The framework includes a compliance credit system designed to provide flexibility as companies transition their fleets. Companies that exceed their annual target can generate credits that may be banked for up to five model years or traded, while companies that fall short generate a deficit that must be discharged within three model years. The rules also include early action credits for model years 2024 and 2025 and allow limited credits tied to eligible investments in new fast-charging infrastructure.
In September 2025, Prime Minister Mark Carney said the government would remove the 2026 Electric Vehicle Availability Standard requirement and begin an immediate 60-day review aimed at identifying additional flexibilities and reducing costs. A separate government release described the move as waiving 2026 model year vehicles from the standard’s requirements and said it would provide immediate financial relief to automakers.

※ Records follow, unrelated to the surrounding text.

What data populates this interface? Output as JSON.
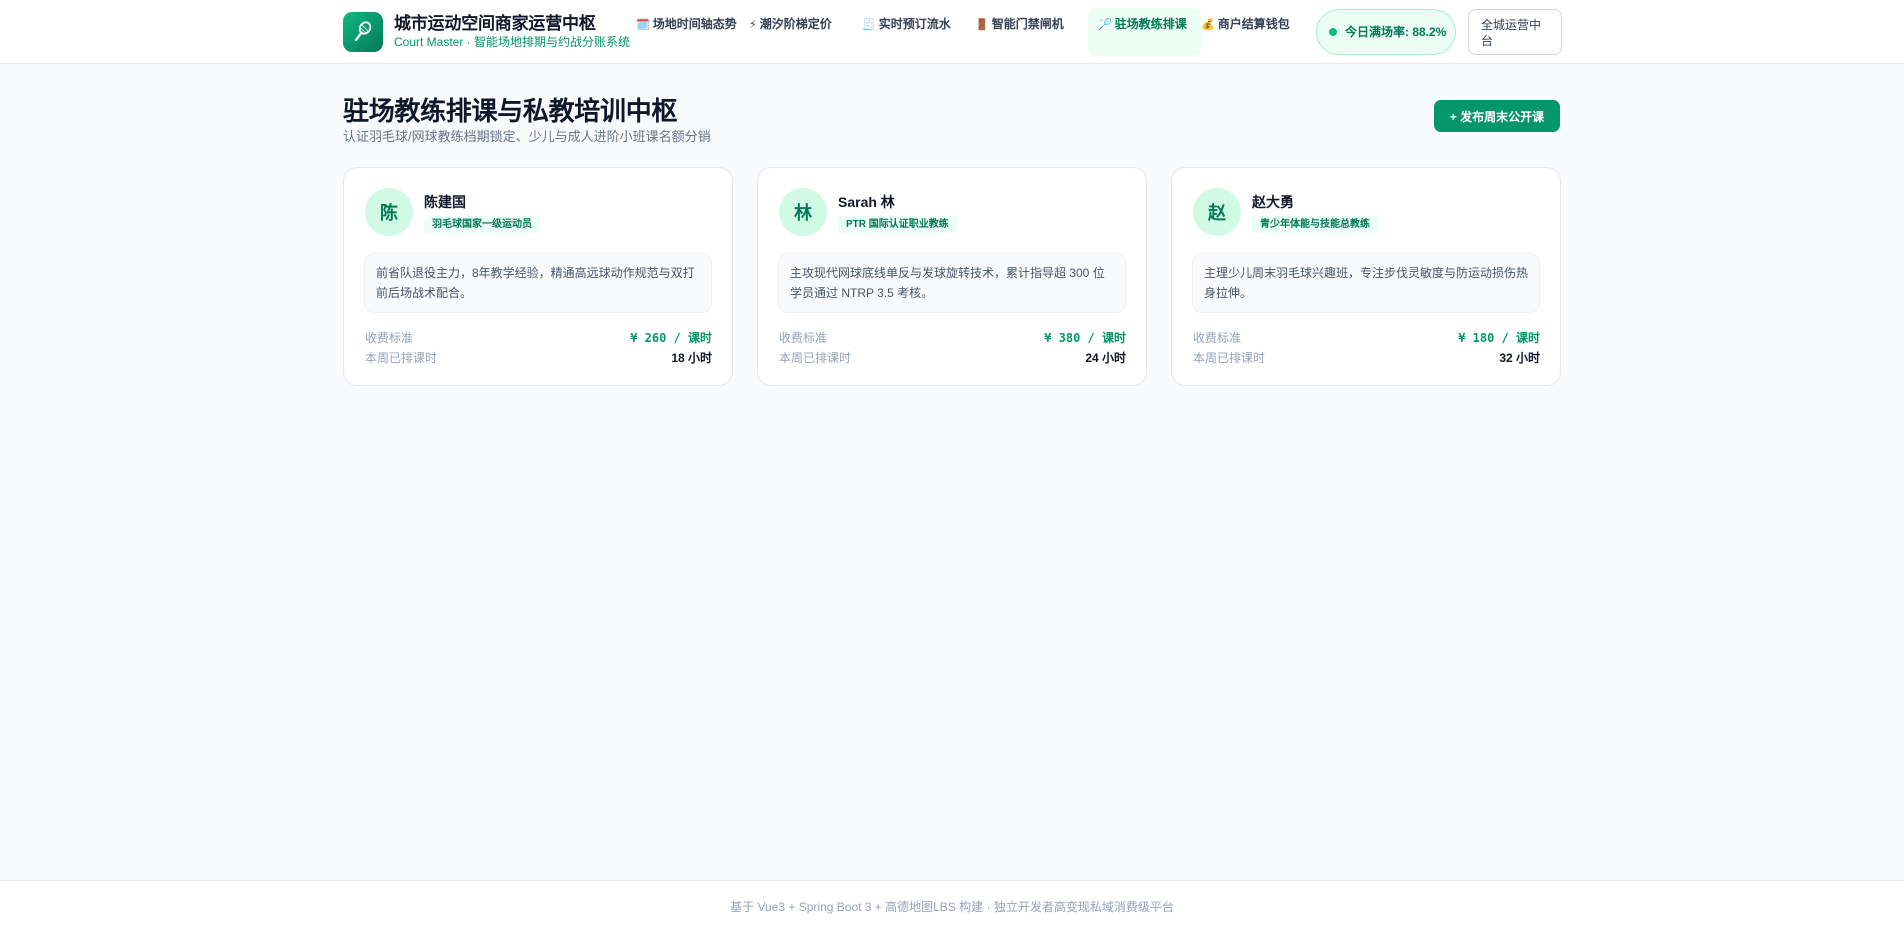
{
  "header": {
    "logo_icon": "badminton-racket-icon",
    "title": "城市运动空间商家运营中枢",
    "subtitle_prefix": "Court Master · ",
    "subtitle_highlight": "智能场地排期与约战分账系统",
    "nav": [
      {
        "icon": "🗓️",
        "icon_name": "calendar-icon",
        "label": "场地时间轴态势"
      },
      {
        "icon": "⚡",
        "icon_name": "lightning-icon",
        "label": "潮汐阶梯定价"
      },
      {
        "icon": "🧾",
        "icon_name": "receipt-icon",
        "label": "实时预订流水"
      },
      {
        "icon": "🚪",
        "icon_name": "door-icon",
        "label": "智能门禁闸机"
      },
      {
        "icon": "🏸",
        "icon_name": "badminton-icon",
        "label": "驻场教练排课"
      },
      {
        "icon": "💰",
        "icon_name": "money-bag-icon",
        "label": "商户结算钱包"
      }
    ],
    "fill_rate": "今日满场率: 88.2%",
    "ops_button": "全城运营中台"
  },
  "page": {
    "title": "驻场教练排课与私教培训中枢",
    "subtitle": "认证羽毛球/网球教练档期锁定、少儿与成人进阶小班课名额分销",
    "publish_button": "+ 发布周末公开课"
  },
  "coaches": [
    {
      "avatar": "陈",
      "name": "陈建国",
      "badge": "羽毛球国家一级运动员",
      "desc": "前省队退役主力，8年教学经验，精通高远球动作规范与双打前后场战术配合。",
      "fee_label": "收费标准",
      "fee": "¥ 260 / 课时",
      "hours_label": "本周已排课时",
      "hours": "18 小时"
    },
    {
      "avatar": "林",
      "name": "Sarah 林",
      "badge": "PTR 国际认证职业教练",
      "desc": "主攻现代网球底线单反与发球旋转技术，累计指导超 300 位学员通过 NTRP 3.5 考核。",
      "fee_label": "收费标准",
      "fee": "¥ 380 / 课时",
      "hours_label": "本周已排课时",
      "hours": "24 小时"
    },
    {
      "avatar": "赵",
      "name": "赵大勇",
      "badge": "青少年体能与技能总教练",
      "desc": "主理少儿周末羽毛球兴趣班，专注步伐灵敏度与防运动损伤热身拉伸。",
      "fee_label": "收费标准",
      "fee": "¥ 180 / 课时",
      "hours_label": "本周已排课时",
      "hours": "32 小时"
    }
  ],
  "footer": {
    "text": "基于 Vue3 + Spring Boot 3 + 高德地图LBS 构建 · 独立开发者高变现私域消费级平台"
  },
  "colors": {
    "accent": "#059669",
    "accent_light": "#ecfdf5",
    "background": "#f8fafc"
  }
}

National automotive strategy briefing
On Feb. 4, Innovation, Science and Economic Development Canada said senior officials from that department, Transport Canada and Environment and Climate Change Canada were scheduled to hold a technical briefing on Feb. 5 in Ottawa on the launch of a new strategy to transform Canada’s automotive industry. Separately, the Prime Minister’s Office said Carney was scheduled to tour an auto parts manufacturing facility in Vaughan on Feb. 5 and announce new measures aimed at transforming Canada’s auto manufacturing sector.
The federal electric vehicle policy has been designed to align with a wider North American market that is increasingly governed by similar requirements in several U.S. states, including California. Canada’s framework defines zero-emission vehicles as battery electric vehicles, hydrogen fuel-cell vehicles and plug-in hybrid electric vehicles that meet a minimum electric-only driving range, with limits on how much of a company’s annual obligation can be met through plug-in hybrids in the early years.
Regulations also rest on the government’s stated view that vehicle choice and supply will expand as automakers add models. In the backgrounder accompanying the standard, the government said more than 50 zero-emission vehicle models were available in Canada in 2023 and cited industry plans for additional models arriving in 2024, as the policy’s targets ramp up through the end of the decade.
Canada’s auto sector and incentives
The federal government has linked the electric vehicle targets to investment and employment in the broader automotive supply chain. In its backgrounder on the standard, Environment and Climate Change Canada described the auto sector as Canada’s second-largest exporter, supporting 500,000 jobs, and said it contributed more than $14 billion to the economy in 2022. The same document said Canada had secured more than $34 billion in investment in the battery and automotive supply chain since 2020.
Consumer-facing supports have shifted over the same period. Transport Canada has said its Incentives for Zero-Emission Vehicles program has ended and is no longer accepting applications, while federal incentives for medium- and heavy-duty zero-emission vehicles have continued under a separate program. Provinces also maintain their own rules, including British Columbia’s Zero-Emission Vehicles Act with accelerated sales targets and Quebec’s separate zero-emission vehicle standard that uses a credit-based approach for regulated automakers.